Na NWZA byli obecni trzej udziałowcy: Impexmetal, kontrolujący 62,5 proc. papierów, członek rady nadzorczej z ramienia załogi oraz drobny inwestor.
Przedstawiciele Hutmenu oraz wiodącego akcjonariusza nie odpowiedzieli wczoraj, czy i kiedy buy back ruszy. Chociaż program został uchwalony w marcu ubiegłego roku, wrocławska firma nie kupiła ani jednej akcji (może nabyć do 9,59 mln sztuk stanowiących 37,5 proc. kapitału za nie więcej niż 20 mln zł). Pytanie o zasadność skupu nasuwa się o tyle, że od poprzedniego WZA w sprawie buy backu (20 marca 2009 roku) kurs Hutmenu wzrósł o blisko 230 proc., do 5,85 zł. W tym czasie sWIG80 zyskał prawie 90 proc. Mieczysław Wicherski, kierownik biura zarządu Hutmenu, zwrócił uwagę, że rynkowa wycena akcji jest wciąż dużo niższa od księgowej – ta wynosi 8,7 zł.
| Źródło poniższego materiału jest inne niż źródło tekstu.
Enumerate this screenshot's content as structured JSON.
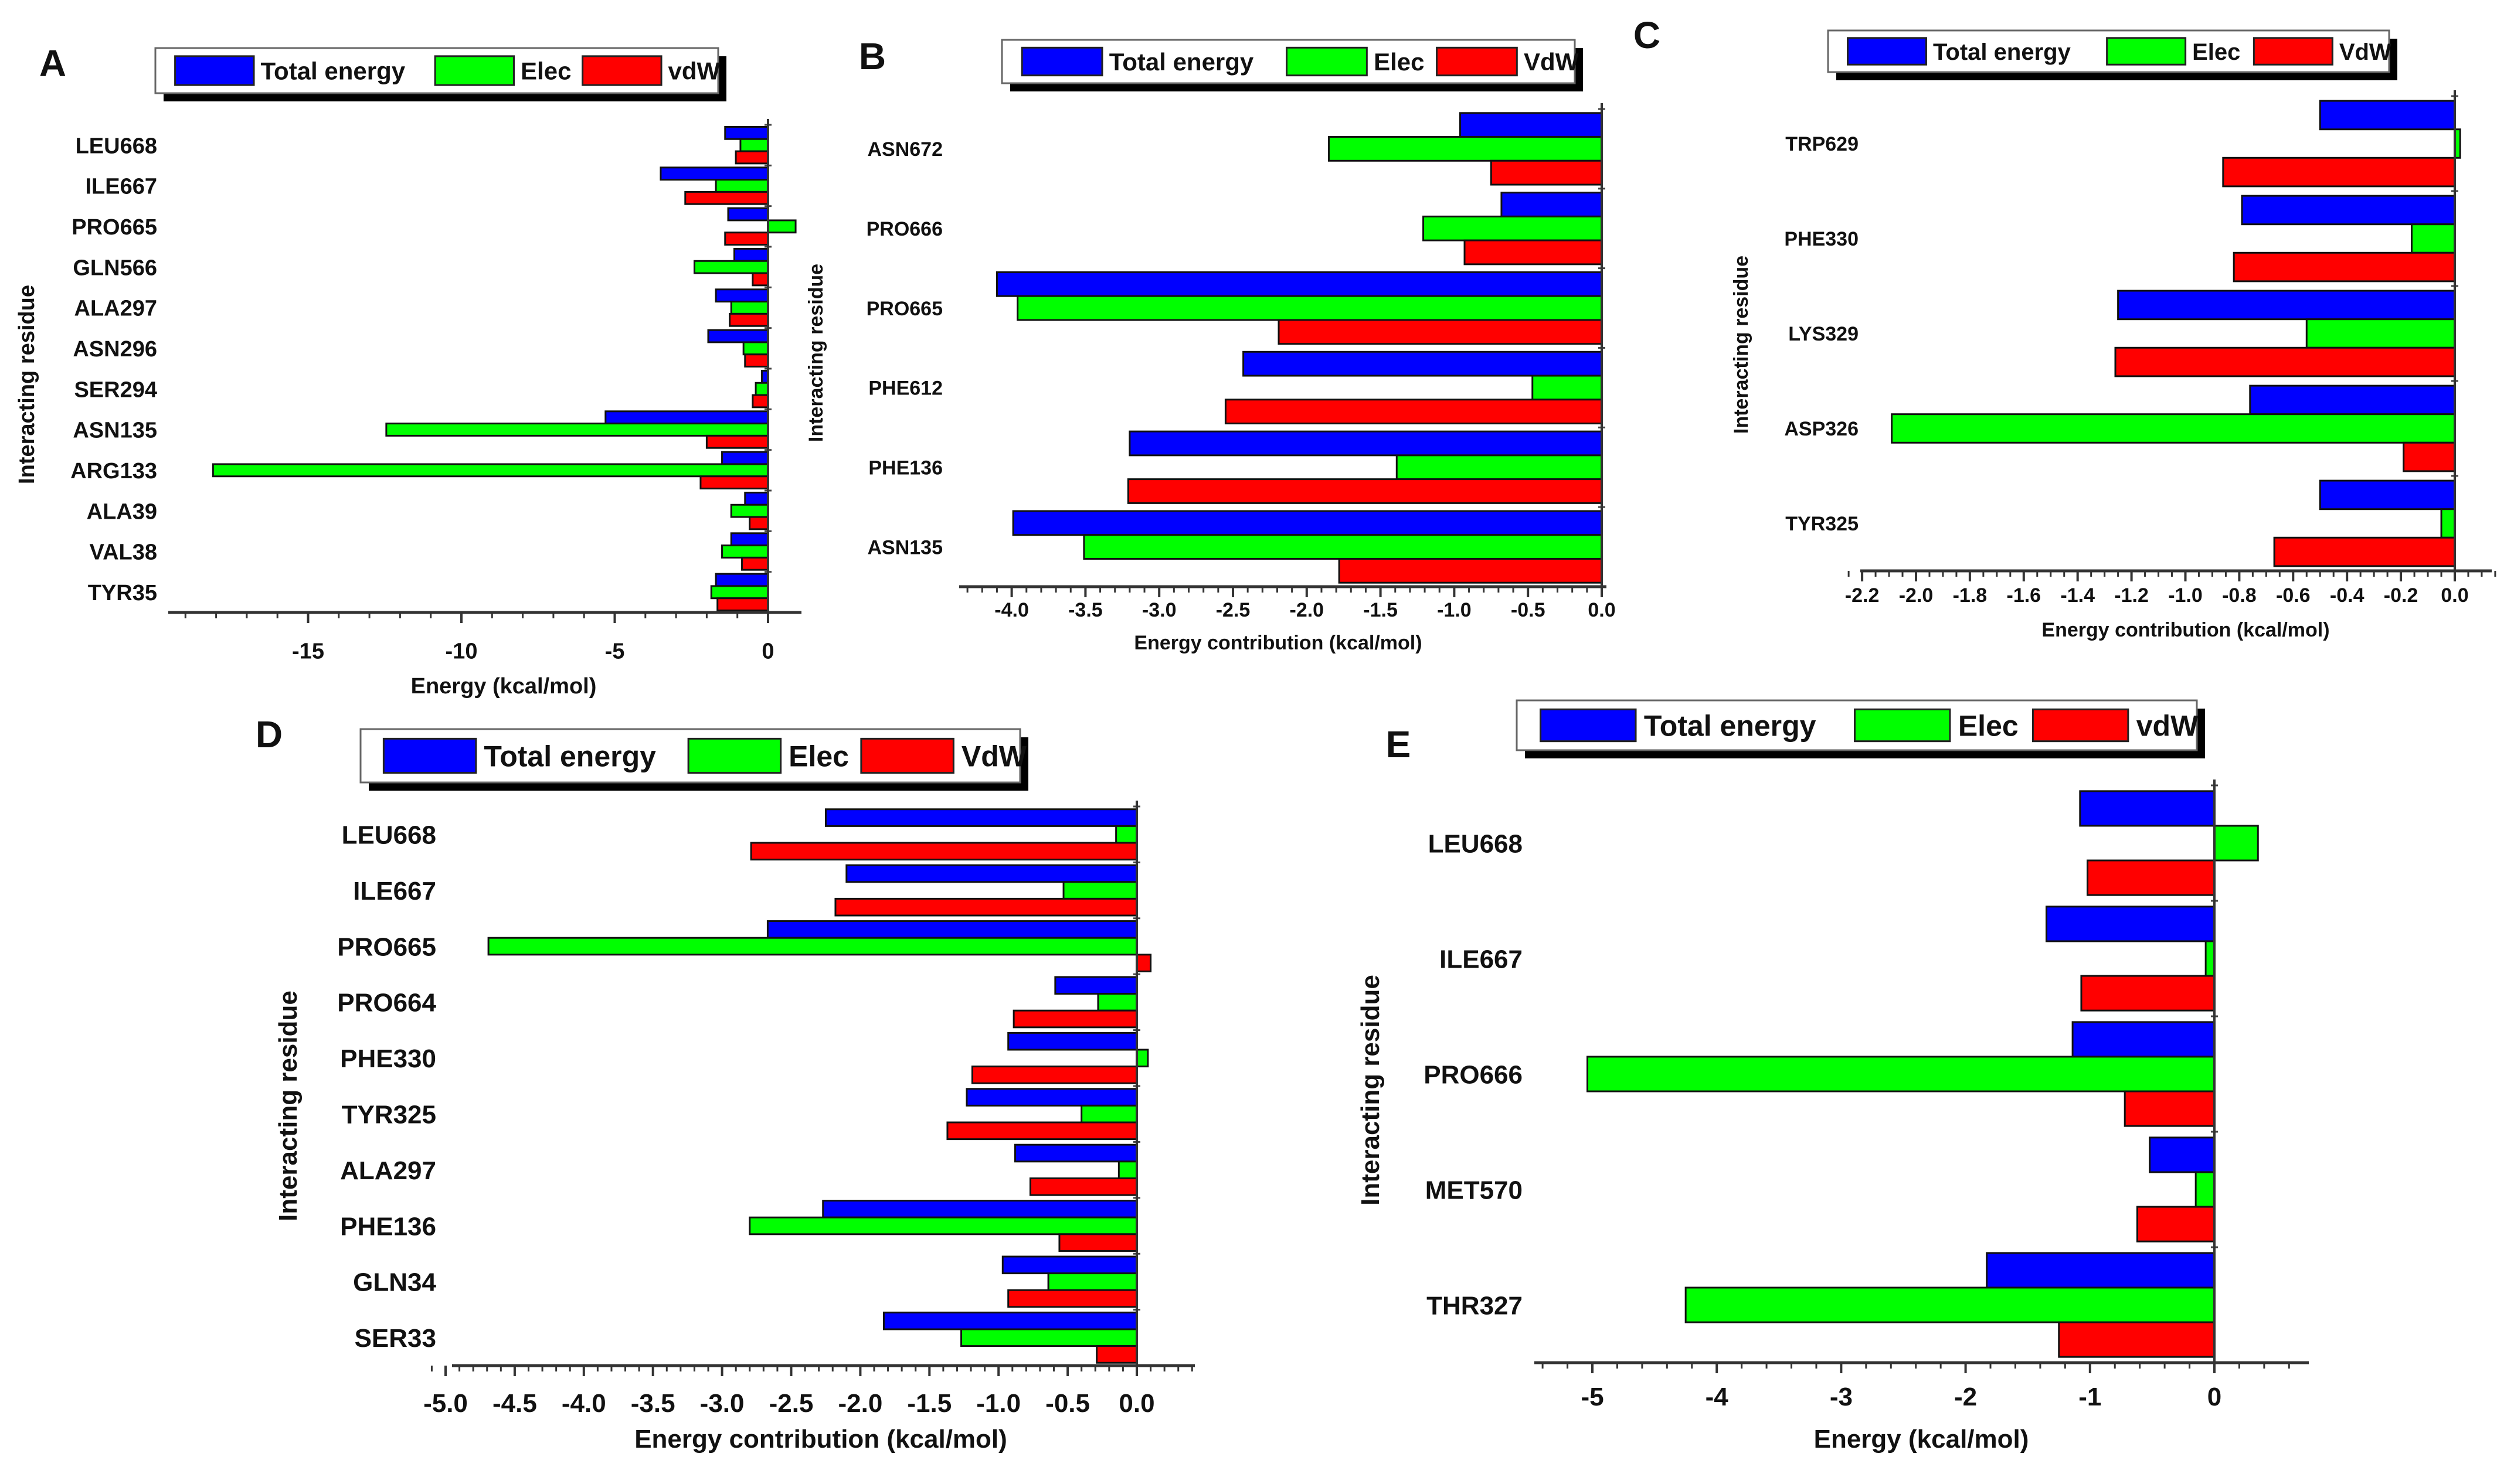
{
  "colors": {
    "total": "#0000ff",
    "elec": "#00ff00",
    "vdw": "#ff0000"
  },
  "chart_data": [
    {
      "panel": "A",
      "type": "bar",
      "orientation": "horizontal",
      "legend": [
        "Total energy",
        "Elec",
        "vdW"
      ],
      "xlabel": "Energy (kcal/mol)",
      "ylabel": "Interacting residue",
      "xlim": [
        -19.5,
        0.9
      ],
      "xticks": [
        -15,
        -10,
        -5,
        0
      ],
      "xtick_labels": [
        "-15",
        "-10",
        "-5",
        "0"
      ],
      "minor_step": 1,
      "categories": [
        "LEU668",
        "ILE667",
        "PRO665",
        "GLN566",
        "ALA297",
        "ASN296",
        "SER294",
        "ASN135",
        "ARG133",
        "ALA39",
        "VAL38",
        "TYR35"
      ],
      "series": [
        {
          "name": "Total energy",
          "values": [
            -1.4,
            -3.5,
            -1.3,
            -1.1,
            -1.7,
            -1.95,
            -0.2,
            -5.3,
            -1.5,
            -0.75,
            -1.2,
            -1.7
          ]
        },
        {
          "name": "Elec",
          "values": [
            -0.9,
            -1.7,
            0.9,
            -2.4,
            -1.2,
            -0.8,
            -0.4,
            -12.45,
            -18.1,
            -1.2,
            -1.5,
            -1.85
          ]
        },
        {
          "name": "vdW",
          "values": [
            -1.05,
            -2.7,
            -1.4,
            -0.5,
            -1.25,
            -0.75,
            -0.5,
            -2.0,
            -2.2,
            -0.6,
            -0.85,
            -1.65
          ]
        }
      ]
    },
    {
      "panel": "B",
      "type": "bar",
      "orientation": "horizontal",
      "legend": [
        "Total energy",
        "Elec",
        "VdW"
      ],
      "xlabel": "Energy contribution (kcal/mol)",
      "ylabel": "Interacting residue",
      "xlim": [
        -4.35,
        0
      ],
      "xticks": [
        -4.0,
        -3.5,
        -3.0,
        -2.5,
        -2.0,
        -1.5,
        -1.0,
        -0.5,
        0.0
      ],
      "xtick_labels": [
        "-4.0",
        "-3.5",
        "-3.0",
        "-2.5",
        "-2.0",
        "-1.5",
        "-1.0",
        "-0.5",
        "0.0"
      ],
      "minor_step": 0.1,
      "categories": [
        "ASN672",
        "PRO666",
        "PRO665",
        "PHE612",
        "PHE136",
        "ASN135"
      ],
      "series": [
        {
          "name": "Total energy",
          "values": [
            -0.96,
            -0.68,
            -4.1,
            -2.43,
            -3.2,
            -3.99
          ]
        },
        {
          "name": "Elec",
          "values": [
            -1.85,
            -1.21,
            -3.96,
            -0.47,
            -1.39,
            -3.51
          ]
        },
        {
          "name": "VdW",
          "values": [
            -0.75,
            -0.93,
            -2.19,
            -2.55,
            -3.21,
            -1.78
          ]
        }
      ]
    },
    {
      "panel": "C",
      "type": "bar",
      "orientation": "horizontal",
      "legend": [
        "Total energy",
        "Elec",
        "VdW"
      ],
      "xlabel": "Energy contribution (kcal/mol)",
      "ylabel": "Interacting residue",
      "xlim": [
        -2.25,
        0.15
      ],
      "xticks": [
        -2.2,
        -2.0,
        -1.8,
        -1.6,
        -1.4,
        -1.2,
        -1.0,
        -0.8,
        -0.6,
        -0.4,
        -0.2,
        0.0
      ],
      "xtick_labels": [
        "-2.2",
        "-2.0",
        "-1.8",
        "-1.6",
        "-1.4",
        "-1.2",
        "-1.0",
        "-0.8",
        "-0.6",
        "-0.4",
        "-0.2",
        "0.0"
      ],
      "minor_step": 0.05,
      "categories": [
        "TRP629",
        "PHE330",
        "LYS329",
        "ASP326",
        "TYR325"
      ],
      "series": [
        {
          "name": "Total energy",
          "values": [
            -0.5,
            -0.79,
            -1.25,
            -0.76,
            -0.5
          ]
        },
        {
          "name": "Elec",
          "values": [
            0.02,
            -0.16,
            -0.55,
            -2.09,
            -0.05
          ]
        },
        {
          "name": "VdW",
          "values": [
            -0.86,
            -0.82,
            -1.26,
            -0.19,
            -0.67
          ]
        }
      ]
    },
    {
      "panel": "D",
      "type": "bar",
      "orientation": "horizontal",
      "legend": [
        "Total energy",
        "Elec",
        "VdW"
      ],
      "xlabel": "Energy contribution (kcal/mol)",
      "ylabel": "Interacting residue",
      "xlim": [
        -5.15,
        0.42
      ],
      "xticks": [
        -5.0,
        -4.5,
        -4.0,
        -3.5,
        -3.0,
        -2.5,
        -2.0,
        -1.5,
        -1.0,
        -0.5,
        0.0
      ],
      "xtick_labels": [
        "-5.0",
        "-4.5",
        "-4.0",
        "-3.5",
        "-3.0",
        "-2.5",
        "-2.0",
        "-1.5",
        "-1.0",
        "-0.5",
        "0.0"
      ],
      "minor_step": 0.1,
      "categories": [
        "LEU668",
        "ILE667",
        "PRO665",
        "PRO664",
        "PHE330",
        "TYR325",
        "ALA297",
        "PHE136",
        "GLN34",
        "SER33"
      ],
      "series": [
        {
          "name": "Total energy",
          "values": [
            -2.25,
            -2.1,
            -2.67,
            -0.59,
            -0.93,
            -1.23,
            -0.88,
            -2.27,
            -0.97,
            -1.83
          ]
        },
        {
          "name": "Elec",
          "values": [
            -0.15,
            -0.53,
            -4.69,
            -0.28,
            0.08,
            -0.4,
            -0.13,
            -2.8,
            -0.64,
            -1.27
          ]
        },
        {
          "name": "VdW",
          "values": [
            -2.79,
            -2.18,
            0.1,
            -0.89,
            -1.19,
            -1.37,
            -0.77,
            -0.56,
            -0.93,
            -0.29
          ]
        }
      ]
    },
    {
      "panel": "E",
      "type": "bar",
      "orientation": "horizontal",
      "legend": [
        "Total energy",
        "Elec",
        "vdW"
      ],
      "xlabel": "Energy (kcal/mol)",
      "ylabel": "Interacting residue",
      "xlim": [
        -5.5,
        0.75
      ],
      "xticks": [
        -5,
        -4,
        -3,
        -2,
        -1,
        0
      ],
      "xtick_labels": [
        "-5",
        "-4",
        "-3",
        "-2",
        "-1",
        "0"
      ],
      "minor_step": 0.2,
      "categories": [
        "LEU668",
        "ILE667",
        "PRO666",
        "MET570",
        "THR327"
      ],
      "series": [
        {
          "name": "Total energy",
          "values": [
            -1.08,
            -1.35,
            -1.14,
            -0.52,
            -1.83
          ]
        },
        {
          "name": "Elec",
          "values": [
            0.35,
            -0.07,
            -5.04,
            -0.15,
            -4.25
          ]
        },
        {
          "name": "vdW",
          "values": [
            -1.02,
            -1.07,
            -0.72,
            -0.62,
            -1.25
          ]
        }
      ]
    }
  ]
}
Buy back miałby być również sposobem zagospodarowania spodziewanych wpływów ze sprzedaży majątku likwidowanej Huty Metali Nieżelaznych Szopienice (Hutmen kontroluje 62 proc. jej akcji). Zakład sprzedał już 1,9-ha nieruchomość za 6,5 mln zł, trwają też dwa kolejne przetargi na ponad 6-ha działki z cenami wywoławczymi 6,4 mln i 6,7 mln zł. W sumie Szopienice mają do zbycia 100 ha gruntów.